La religión, pesada en la balanza


Con la vara que mides, serás medido

Jesucristo

Esta famosa frase la expresó Jesucristo, como parte de su famoso Sermón del Monte. Jesús hizo referencia a un hecho común y corriente en su tiempo, para ilustrar la necesidad de cuidarse de juzgar a otros: la medición, o el medir, usando una vara. En la Ley de Moisés, Jehová estableció la norma que debían llevar los israelitas al medir: 

No deben cometer injusticia al juzgar, al medir, al pesar ni al medir líquidos. Debe suceder que tengan balanzas exactas, pesas exactas, un efá exacto y un hin exacto. Yo soy Jehová su Dios, quien los sacó de la tierra de Egipto.
Levítico 19:35-36

En la vida cotidiana, al comprar aceite, o vino, o trigo, ¿cómo saber que la gente se estaba llevando a casa la cantidad exacta por la que había pagado? Para ello se instruyó que debían existir medidas exactas, de manera tal que todo el mundo comerciara, comprando o vendiendo, sobre un standard de medida que fuera igual para todos.

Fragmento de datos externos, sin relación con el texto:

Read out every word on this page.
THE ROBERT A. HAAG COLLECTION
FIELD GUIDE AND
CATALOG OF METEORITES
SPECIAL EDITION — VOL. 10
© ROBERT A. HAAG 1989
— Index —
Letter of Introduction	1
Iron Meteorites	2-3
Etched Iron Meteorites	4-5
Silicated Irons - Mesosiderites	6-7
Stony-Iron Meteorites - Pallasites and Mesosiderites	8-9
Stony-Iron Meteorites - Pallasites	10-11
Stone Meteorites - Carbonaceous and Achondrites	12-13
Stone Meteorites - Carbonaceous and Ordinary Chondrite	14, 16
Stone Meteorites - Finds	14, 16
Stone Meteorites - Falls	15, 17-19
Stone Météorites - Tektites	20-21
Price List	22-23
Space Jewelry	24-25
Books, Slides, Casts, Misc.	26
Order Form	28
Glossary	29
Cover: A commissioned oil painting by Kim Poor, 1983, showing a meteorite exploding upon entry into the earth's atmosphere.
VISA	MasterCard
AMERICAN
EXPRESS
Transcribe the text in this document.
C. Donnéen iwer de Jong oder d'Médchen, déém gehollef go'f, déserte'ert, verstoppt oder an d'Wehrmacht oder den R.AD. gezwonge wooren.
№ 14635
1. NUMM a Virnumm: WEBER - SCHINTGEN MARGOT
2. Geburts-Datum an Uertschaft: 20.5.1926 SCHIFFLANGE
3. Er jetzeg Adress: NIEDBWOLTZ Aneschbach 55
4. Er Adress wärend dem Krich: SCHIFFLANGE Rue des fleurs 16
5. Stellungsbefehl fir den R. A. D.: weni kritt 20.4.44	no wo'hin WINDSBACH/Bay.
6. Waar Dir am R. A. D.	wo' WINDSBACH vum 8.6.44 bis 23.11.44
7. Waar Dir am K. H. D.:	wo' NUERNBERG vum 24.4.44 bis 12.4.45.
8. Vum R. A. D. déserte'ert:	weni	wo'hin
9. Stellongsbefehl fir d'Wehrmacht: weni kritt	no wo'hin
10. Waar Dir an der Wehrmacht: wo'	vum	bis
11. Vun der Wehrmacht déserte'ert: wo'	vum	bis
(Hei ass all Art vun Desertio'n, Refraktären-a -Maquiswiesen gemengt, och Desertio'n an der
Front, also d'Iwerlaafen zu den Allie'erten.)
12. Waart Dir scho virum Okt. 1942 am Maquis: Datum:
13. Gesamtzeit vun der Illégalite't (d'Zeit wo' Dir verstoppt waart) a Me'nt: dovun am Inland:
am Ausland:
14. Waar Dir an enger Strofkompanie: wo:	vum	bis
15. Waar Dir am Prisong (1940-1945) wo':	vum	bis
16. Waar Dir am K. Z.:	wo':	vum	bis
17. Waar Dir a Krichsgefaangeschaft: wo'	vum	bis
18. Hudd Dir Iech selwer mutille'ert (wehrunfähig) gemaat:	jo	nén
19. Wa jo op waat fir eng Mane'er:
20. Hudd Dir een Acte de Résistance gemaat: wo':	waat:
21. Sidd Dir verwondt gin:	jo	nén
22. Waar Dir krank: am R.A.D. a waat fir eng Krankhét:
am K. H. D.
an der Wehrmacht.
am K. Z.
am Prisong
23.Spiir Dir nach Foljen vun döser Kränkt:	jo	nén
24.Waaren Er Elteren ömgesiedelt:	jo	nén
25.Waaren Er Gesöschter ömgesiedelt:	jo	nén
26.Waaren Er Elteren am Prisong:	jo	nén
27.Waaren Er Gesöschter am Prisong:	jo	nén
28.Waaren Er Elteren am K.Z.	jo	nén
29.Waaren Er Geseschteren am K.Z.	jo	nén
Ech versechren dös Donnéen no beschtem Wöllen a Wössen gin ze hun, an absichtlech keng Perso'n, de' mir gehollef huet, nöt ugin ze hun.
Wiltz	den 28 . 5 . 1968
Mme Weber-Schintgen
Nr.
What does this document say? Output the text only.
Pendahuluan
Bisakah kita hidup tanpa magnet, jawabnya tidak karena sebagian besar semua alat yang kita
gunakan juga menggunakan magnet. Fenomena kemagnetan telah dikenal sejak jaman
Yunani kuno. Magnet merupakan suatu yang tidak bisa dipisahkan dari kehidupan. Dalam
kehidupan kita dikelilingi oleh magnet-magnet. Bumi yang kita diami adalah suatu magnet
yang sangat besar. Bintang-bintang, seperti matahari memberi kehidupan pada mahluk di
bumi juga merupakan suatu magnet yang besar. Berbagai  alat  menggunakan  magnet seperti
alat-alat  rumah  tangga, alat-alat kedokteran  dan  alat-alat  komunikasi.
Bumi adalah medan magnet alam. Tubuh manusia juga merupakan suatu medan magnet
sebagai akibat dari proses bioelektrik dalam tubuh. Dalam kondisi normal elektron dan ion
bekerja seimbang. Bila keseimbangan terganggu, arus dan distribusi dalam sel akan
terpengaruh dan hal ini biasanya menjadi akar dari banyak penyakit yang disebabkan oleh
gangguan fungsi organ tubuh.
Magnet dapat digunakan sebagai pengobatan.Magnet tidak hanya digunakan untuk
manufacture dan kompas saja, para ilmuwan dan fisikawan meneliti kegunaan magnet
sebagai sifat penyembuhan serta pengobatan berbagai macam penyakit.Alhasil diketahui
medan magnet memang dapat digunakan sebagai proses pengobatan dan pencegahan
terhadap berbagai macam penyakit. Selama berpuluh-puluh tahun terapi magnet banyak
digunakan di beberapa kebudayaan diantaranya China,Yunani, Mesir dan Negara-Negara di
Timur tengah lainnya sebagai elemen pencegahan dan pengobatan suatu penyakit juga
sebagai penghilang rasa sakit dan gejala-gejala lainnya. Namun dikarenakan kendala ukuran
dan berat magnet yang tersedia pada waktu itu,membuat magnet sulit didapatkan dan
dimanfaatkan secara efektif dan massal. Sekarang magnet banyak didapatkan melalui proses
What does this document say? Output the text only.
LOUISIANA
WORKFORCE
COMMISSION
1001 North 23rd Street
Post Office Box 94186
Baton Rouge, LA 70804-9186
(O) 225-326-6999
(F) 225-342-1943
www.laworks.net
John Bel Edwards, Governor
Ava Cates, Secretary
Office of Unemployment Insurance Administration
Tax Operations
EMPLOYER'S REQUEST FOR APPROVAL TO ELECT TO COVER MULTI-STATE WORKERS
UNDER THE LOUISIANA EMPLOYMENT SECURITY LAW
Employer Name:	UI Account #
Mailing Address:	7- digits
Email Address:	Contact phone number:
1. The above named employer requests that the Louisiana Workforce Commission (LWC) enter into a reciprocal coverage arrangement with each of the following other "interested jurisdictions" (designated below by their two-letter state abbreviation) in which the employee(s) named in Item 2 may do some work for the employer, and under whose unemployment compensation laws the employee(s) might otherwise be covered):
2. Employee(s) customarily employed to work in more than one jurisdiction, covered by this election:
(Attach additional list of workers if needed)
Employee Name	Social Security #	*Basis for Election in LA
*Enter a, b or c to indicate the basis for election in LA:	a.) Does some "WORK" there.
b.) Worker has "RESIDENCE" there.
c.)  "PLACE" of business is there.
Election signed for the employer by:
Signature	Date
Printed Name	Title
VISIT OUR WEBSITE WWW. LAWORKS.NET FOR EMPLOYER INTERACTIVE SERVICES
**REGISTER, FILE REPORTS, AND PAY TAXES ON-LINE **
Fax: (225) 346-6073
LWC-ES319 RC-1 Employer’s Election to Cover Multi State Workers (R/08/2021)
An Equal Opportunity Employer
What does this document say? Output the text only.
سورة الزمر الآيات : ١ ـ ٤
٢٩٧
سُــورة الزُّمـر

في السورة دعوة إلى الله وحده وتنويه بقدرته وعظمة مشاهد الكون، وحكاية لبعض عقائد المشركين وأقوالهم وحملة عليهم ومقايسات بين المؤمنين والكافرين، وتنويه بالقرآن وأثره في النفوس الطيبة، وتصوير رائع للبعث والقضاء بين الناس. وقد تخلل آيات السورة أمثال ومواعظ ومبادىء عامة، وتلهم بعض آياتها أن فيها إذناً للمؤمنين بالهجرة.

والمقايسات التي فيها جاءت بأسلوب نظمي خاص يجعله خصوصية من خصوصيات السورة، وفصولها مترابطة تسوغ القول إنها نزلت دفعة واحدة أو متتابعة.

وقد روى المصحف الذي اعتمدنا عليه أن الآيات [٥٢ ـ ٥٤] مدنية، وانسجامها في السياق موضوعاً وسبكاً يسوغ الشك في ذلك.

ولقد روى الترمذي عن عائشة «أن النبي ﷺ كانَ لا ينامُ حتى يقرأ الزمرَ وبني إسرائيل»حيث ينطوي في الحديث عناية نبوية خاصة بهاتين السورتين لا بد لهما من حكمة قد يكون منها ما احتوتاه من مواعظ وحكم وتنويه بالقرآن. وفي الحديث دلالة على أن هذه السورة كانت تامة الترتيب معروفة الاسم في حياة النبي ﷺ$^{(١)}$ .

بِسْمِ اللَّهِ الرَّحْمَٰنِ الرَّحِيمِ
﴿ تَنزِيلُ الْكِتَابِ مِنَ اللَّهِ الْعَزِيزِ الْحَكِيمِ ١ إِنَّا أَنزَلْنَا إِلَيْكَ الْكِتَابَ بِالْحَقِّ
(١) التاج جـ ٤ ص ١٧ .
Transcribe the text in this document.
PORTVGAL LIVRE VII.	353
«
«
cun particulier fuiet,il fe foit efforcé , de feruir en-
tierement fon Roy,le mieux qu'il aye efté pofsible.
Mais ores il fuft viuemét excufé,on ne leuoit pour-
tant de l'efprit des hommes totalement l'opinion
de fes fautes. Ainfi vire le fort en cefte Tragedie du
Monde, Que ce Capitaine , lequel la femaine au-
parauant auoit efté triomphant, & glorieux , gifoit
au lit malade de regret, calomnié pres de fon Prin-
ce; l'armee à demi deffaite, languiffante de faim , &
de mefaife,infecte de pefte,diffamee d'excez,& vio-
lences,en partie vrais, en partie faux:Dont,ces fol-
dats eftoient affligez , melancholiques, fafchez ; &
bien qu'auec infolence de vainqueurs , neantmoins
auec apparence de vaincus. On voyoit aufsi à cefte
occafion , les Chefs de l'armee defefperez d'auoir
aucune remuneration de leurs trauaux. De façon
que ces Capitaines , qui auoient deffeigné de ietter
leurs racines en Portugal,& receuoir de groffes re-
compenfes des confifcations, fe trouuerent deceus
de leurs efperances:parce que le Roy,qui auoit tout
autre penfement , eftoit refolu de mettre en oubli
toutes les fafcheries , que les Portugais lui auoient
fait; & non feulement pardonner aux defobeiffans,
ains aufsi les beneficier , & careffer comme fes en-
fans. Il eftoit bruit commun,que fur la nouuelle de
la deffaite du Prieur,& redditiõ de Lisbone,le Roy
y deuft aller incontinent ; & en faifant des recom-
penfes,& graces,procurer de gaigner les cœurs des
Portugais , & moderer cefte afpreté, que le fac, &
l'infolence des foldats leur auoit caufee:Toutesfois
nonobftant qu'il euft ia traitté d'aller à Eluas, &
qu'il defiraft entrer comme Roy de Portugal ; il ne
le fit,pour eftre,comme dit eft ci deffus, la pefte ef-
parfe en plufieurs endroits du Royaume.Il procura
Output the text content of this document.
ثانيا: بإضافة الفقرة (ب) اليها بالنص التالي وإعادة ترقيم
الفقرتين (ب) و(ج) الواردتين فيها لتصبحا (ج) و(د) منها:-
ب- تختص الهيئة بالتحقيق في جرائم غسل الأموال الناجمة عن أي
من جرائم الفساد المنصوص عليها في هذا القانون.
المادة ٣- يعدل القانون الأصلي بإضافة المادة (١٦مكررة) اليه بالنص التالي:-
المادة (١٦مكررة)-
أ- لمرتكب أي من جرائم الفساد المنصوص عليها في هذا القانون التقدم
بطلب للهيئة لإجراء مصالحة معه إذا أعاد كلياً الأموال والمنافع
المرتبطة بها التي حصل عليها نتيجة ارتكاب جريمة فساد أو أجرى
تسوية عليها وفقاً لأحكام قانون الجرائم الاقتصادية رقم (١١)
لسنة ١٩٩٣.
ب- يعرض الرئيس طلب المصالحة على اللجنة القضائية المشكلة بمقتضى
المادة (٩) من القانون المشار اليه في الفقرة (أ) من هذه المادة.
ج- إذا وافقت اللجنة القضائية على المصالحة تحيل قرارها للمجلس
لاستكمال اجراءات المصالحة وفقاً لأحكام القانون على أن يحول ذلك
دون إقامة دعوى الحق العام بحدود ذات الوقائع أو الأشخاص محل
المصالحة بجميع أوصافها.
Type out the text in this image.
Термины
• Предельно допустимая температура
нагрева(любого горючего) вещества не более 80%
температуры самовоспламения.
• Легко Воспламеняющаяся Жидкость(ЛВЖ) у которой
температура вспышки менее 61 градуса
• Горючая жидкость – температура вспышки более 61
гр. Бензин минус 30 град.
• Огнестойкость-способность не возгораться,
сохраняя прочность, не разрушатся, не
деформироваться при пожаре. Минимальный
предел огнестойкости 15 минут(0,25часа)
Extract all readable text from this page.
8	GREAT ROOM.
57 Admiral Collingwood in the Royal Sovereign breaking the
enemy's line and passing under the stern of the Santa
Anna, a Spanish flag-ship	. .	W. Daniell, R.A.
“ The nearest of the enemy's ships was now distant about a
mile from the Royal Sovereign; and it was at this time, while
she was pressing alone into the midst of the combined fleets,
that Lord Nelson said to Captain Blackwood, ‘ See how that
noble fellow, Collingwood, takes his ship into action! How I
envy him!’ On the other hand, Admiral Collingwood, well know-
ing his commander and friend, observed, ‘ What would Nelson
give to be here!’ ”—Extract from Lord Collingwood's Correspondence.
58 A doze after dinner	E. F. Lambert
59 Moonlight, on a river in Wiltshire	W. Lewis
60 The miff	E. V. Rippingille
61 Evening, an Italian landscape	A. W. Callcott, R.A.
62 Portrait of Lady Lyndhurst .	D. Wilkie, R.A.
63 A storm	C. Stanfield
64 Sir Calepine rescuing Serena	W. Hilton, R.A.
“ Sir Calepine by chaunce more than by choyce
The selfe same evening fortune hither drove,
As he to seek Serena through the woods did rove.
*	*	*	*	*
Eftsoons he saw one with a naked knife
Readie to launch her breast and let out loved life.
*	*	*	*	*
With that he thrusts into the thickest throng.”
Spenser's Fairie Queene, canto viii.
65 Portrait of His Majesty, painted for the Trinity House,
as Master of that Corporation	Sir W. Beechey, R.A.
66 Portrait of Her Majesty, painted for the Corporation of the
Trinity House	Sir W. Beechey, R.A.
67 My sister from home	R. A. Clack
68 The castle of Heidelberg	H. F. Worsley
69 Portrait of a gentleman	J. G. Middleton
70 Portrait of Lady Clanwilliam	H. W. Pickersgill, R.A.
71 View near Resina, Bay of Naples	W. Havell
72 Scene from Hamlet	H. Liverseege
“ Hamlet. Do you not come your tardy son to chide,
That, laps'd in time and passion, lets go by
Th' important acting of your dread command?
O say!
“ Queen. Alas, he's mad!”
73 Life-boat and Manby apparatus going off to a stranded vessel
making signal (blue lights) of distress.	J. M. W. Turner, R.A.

Notemos que Jesús compara el juzgar a una persona con la medida que se usaba al medir algo. ¿Por qué? Porque el juicio y la medida requieren una cosa: una medida de comparación. Medir es comparar. Se compara una cosa con una medida. Y se busca igualar eso que estamos midiendo con la medida que usamos. Por ejemplo, si queremos comprar un kilo (1.000 gramos) de azúcar, y al pesarla, la balanza indica que pesa 929 gramos, ¿qué hacemos? No pretendemos que la balanza convierta 929 gramos en un kilo. Buscamos que la cantidad de azúcar sea igual a un kilo = 1.000 gramos. Es algo que cotidianamente hacemos todos los días, es parte de nuestra vida.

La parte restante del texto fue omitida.